Recycling has been a part of human life since at least the 4th century BC, although it really took off in the 1970s. Recycling is the process of converting old products into new ones using only what was in the old product. Not having to mine any more metals presents considerable financial and ecological savings, but the luxury watch industry has been extremely slow to act until the past two years or so. Now, we’re seeing an influx of watches made from recycled materials, particularly plastics which don’t naturally biodegrade. Panerai has gone a step further today and produced its first line of watches from eSteel, a new alloy made from 54.8% recycled steel.

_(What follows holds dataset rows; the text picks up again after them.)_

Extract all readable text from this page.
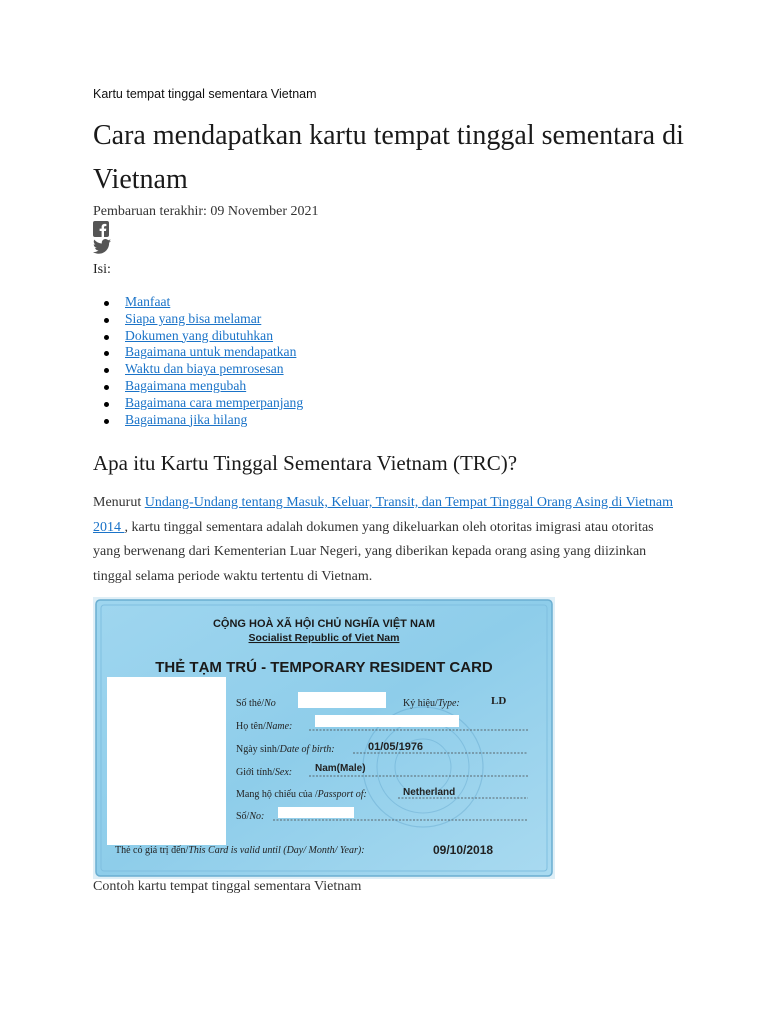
Kartu tempat tinggal sementara Vietnam
Cara mendapatkan kartu tempat tinggal sementara di Vietnam
Pembaruan terakhir: 09 November 2021
Isi:
Manfaat
Siapa yang bisa melamar
Dokumen yang dibutuhkan
Bagaimana untuk mendapatkan
Waktu dan biaya pemrosesan
Bagaimana mengubah
Bagaimana cara memperpanjang
Bagaimana jika hilang
Apa itu Kartu Tinggal Sementara Vietnam (TRC)?
Menurut Undang-Undang tentang Masuk, Keluar, Transit, dan Tempat Tinggal Orang Asing di Vietnam 2014 , kartu tinggal sementara adalah dokumen yang dikeluarkan oleh otoritas imigrasi atau otoritas yang berwenang dari Kementerian Luar Negeri, yang diberikan kepada orang asing yang diizinkan tinggal selama periode waktu tertentu di Vietnam.
CỘNG HOÀ XÃ HỘI CHỦ NGHĨA VIỆT NAM
Socialist Republic of Viet Nam
THẺ TẠM TRÚ - TEMPORARY RESIDENT CARD
Số thẻ/No	Ký hiệu/Type:	LD
Họ tên/Name:
Ngày sinh/Date of birth:	01/05/1976
Giới tính/Sex: Nam(Male)
Mang hộ chiếu của /Passport of:	Netherland
Số/No:
Thẻ có giá trị đến/This Card is valid until (Day/ Month/ Year):	09/10/2018
Contoh kartu tempat tinggal sementara Vietnam
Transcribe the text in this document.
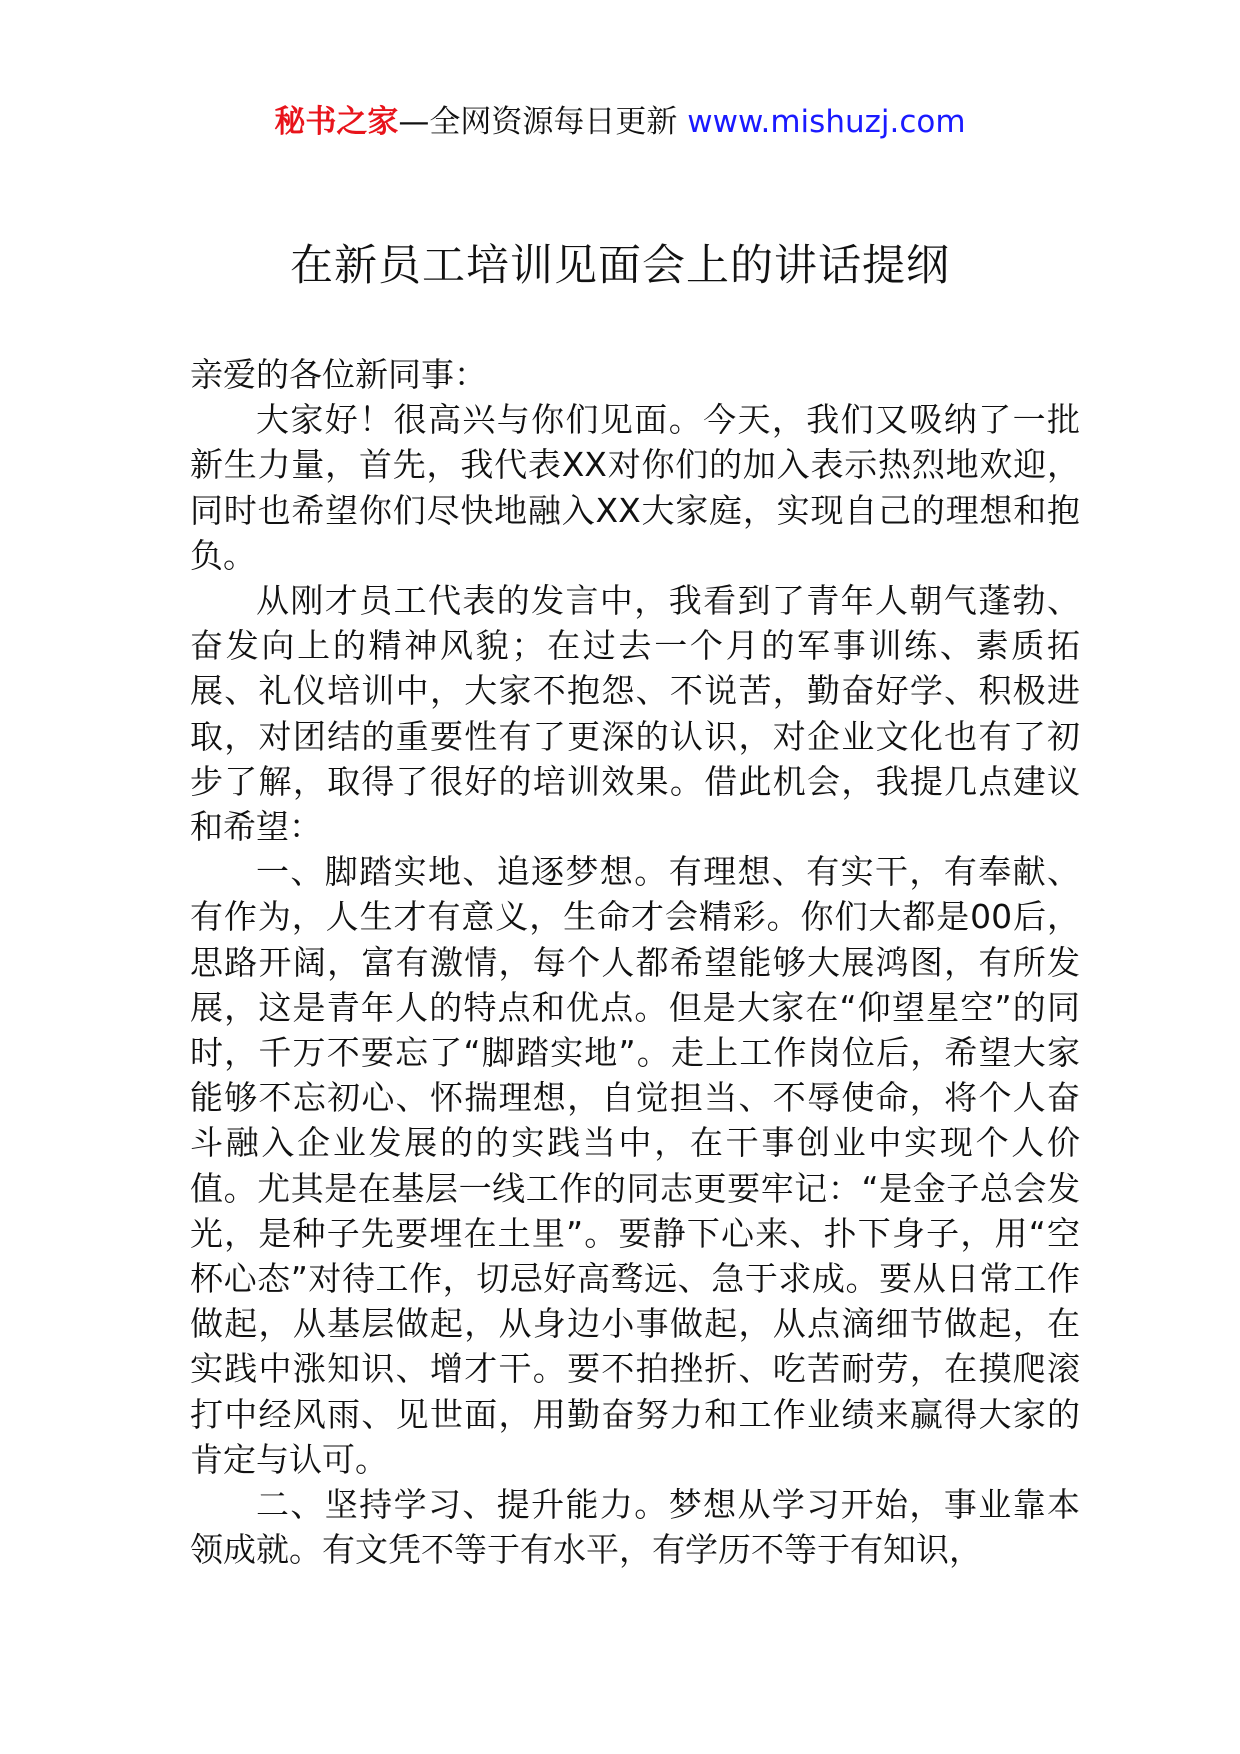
秘书之家—全网资源每日更新 www.mishuzj.com
在新员工培训见面会上的讲话提纲

亲爱的各位新同事：

大家好！很高兴与你们见面。今天，我们又吸纳了一批新生力量，首先，我代表XX对你们的加入表示热烈地欢迎，同时也希望你们尽快地融入XX大家庭，实现自己的理想和抱负。

从刚才员工代表的发言中，我看到了青年人朝气蓬勃、奋发向上的精神风貌；在过去一个月的军事训练、素质拓展、礼仪培训中，大家不抱怨、不说苦，勤奋好学、积极进取，对团结的重要性有了更深的认识，对企业文化也有了初步了解，取得了很好的培训效果。借此机会，我提几点建议和希望：

一、脚踏实地、追逐梦想。有理想、有实干，有奉献、有作为，人生才有意义，生命才会精彩。你们大都是00后，思路开阔，富有激情，每个人都希望能够大展鸿图，有所发展，这是青年人的特点和优点。但是大家在“仰望星空”的同时，千万不要忘了“脚踏实地”。走上工作岗位后，希望大家能够不忘初心、怀揣理想，自觉担当、不辱使命，将个人奋斗融入企业发展的的实践当中，在干事创业中实现个人价值。尤其是在基层一线工作的同志更要牢记：“是金子总会发光，是种子先要埋在土里”。要静下心来、扑下身子，用“空杯心态”对待工作，切忌好高骛远、急于求成。要从日常工作做起，从基层做起，从身边小事做起，从点滴细节做起，在实践中涨知识、增才干。要不拍挫折、吃苦耐劳，在摸爬滚打中经风雨、见世面，用勤奋努力和工作业绩来赢得大家的肯定与认可。

二、坚持学习、提升能力。梦想从学习开始，事业靠本领成就。有文凭不等于有水平，有学历不等于有知识，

Panerai is releasing three Luminor Marina in three different colours: blue (Blu Profonda), grey (Grigio Roccia) and green (Verde Smeraldo). All of them come with a crown inside the trademark crown-guard which is rubberised in the same colour as the dial, and the straps also match the dial colour and are themselves made from recycled PET (plastic). I don’t know why Panerai put the Internet Explorer logo on the dial, except to announce that these are brand new. I expect that as Panerai integrates eSteel into their model range, they’ll phase this logo out. I hope that they do make use of eSteel in all of their watches in the future. It could be a significant selling point for them in the same way that Chopard only uses Fairmined gold these days.
Inside the 44mm x 15.45mm watches sits the calibre P.9010, an in-house made movement with automatic winding and a long 72-hour power reserve. Expect nothing but Panerai’s solid reliability from this movement; the in-house calibres are generally tough as nails.